Een riboswitch (van ribonucleïnezuur (RNA), waaruit het bestaat, en het Engelse switch, 'aan-uitknop') is een RNA-sequentie die deel uitmaakt van een mRNA en een specifiek ligand kan binden en daarmee expressie van het betreffende gen beïnvloedt. Het is een aptameer dat van nature voorkomt in sommige bacteriën, planten en schimmels.

Adenosine riboswitch pdb-1y26

Principe van het werkingsmechanisme

bewerken

Een riboswitch heeft een complexe 3D-structuur door interne baseparing. Als de riboswitch zijn ligand bindt, verandert zijn structuur. De interne baseparing gaat anders, waardoor een gen dat eerst niet/minder tot expressie kwam, wel/meer tot expressie komt, of andersom. Een riboswitch kan werken op transcriptieniveau of translatieniveau, en kan activerend of onderdrukkend werken.

Riboswitch werkend op transcriptieniveau

bewerken

Tijdens de DNA-transcriptie bindt het mRNA een ligand, waardoor de transcriptieterminatie wordt beïnvloed. In het geval van activatie leidt de conformatieverandering van de riboswitch ertoe dat een transcriptie-terminatiesequentie niet meer toegankelijk is voor het RNA-polymerase. Het kan bijvoorbeeld zo zijn dat een deel van de transcriptie-terminatiesequentie door baseparing verbonden wordt aan de riboswitch-sequentie. Hierdoor wordt de transcriptie, die zonder de binding aan het ligand afgebroken zou worden, alsnog voortgezet.

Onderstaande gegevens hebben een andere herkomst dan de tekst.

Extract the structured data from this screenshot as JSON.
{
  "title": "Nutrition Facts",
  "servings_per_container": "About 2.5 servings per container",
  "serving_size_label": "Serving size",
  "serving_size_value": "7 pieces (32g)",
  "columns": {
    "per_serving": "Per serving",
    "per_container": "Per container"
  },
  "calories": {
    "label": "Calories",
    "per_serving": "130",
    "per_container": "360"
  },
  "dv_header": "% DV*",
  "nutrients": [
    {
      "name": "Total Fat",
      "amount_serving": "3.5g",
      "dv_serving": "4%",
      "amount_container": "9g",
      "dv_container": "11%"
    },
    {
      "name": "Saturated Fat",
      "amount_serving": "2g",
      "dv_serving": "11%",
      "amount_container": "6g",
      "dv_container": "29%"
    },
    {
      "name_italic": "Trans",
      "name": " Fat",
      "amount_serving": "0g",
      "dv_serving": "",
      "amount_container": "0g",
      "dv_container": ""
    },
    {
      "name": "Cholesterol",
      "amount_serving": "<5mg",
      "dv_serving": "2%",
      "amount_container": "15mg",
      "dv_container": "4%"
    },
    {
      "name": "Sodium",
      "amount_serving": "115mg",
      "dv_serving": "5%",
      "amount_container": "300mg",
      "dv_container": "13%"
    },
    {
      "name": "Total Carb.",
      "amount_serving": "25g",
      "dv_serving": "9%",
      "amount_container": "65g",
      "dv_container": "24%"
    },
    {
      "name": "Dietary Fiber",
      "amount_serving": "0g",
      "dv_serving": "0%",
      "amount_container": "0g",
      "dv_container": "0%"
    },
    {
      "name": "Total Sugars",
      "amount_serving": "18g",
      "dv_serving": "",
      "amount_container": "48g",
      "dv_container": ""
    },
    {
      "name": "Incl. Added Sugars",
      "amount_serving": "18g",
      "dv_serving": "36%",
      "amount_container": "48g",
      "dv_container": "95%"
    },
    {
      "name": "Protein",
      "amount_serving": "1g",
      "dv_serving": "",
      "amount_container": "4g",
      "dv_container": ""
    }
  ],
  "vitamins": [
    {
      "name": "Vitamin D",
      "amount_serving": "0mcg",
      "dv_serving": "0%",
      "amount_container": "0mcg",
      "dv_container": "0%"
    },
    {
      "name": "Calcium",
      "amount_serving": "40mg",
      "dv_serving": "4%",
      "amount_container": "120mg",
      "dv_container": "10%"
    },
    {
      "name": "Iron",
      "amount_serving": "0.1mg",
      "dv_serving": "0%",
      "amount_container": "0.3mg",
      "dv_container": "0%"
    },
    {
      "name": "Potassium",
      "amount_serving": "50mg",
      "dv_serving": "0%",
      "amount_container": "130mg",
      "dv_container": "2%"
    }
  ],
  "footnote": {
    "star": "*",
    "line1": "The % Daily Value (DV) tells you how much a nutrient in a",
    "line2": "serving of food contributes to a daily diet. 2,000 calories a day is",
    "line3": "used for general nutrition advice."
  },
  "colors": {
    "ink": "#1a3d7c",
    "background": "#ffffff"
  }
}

Als de riboswitch onderdrukkend werkt, is het precies andersom: juist doordat het ligand gebonden wordt, wordt de transcriptie-terminatiesequentie afleesbaar en wordt de transcriptie afgebroken. Hierdoor kan het mRNA niet vertaald worden naar een eiwit en is de genexpressie dus verlaagd.

Riboswitch werkend op translatieniveau

bewerken

Binding aan het ligand heeft geen invloed op de transcriptie. Binding van het gevormde mRNA aan het ligand bepaalt of het deel van de sequentie dat nodig is om aan de ribosomen te binden, toegankelijk is of niet. In het geval van een activerende riboswitch zorgt binding aan het ligand ervoor dat deze sequentie toegankelijk wordt voor de ribosomen. Een mRNA dat in de afwezigheid van het ligand niet vertaald had kunnen worden, resulteert nu wel in een eiwit. Het ligand zorgt dus voor een verhoogde genexpressie. In het geval van een onderdrukkende riboswitch zorgt binding aan het ligand juist dat de ribosomen niet aan het mRNA kunnen binden, waardoor er geen eiwit geproduceerd wordt. Het ligand zorgt zo voor een verlaagde genexpressie.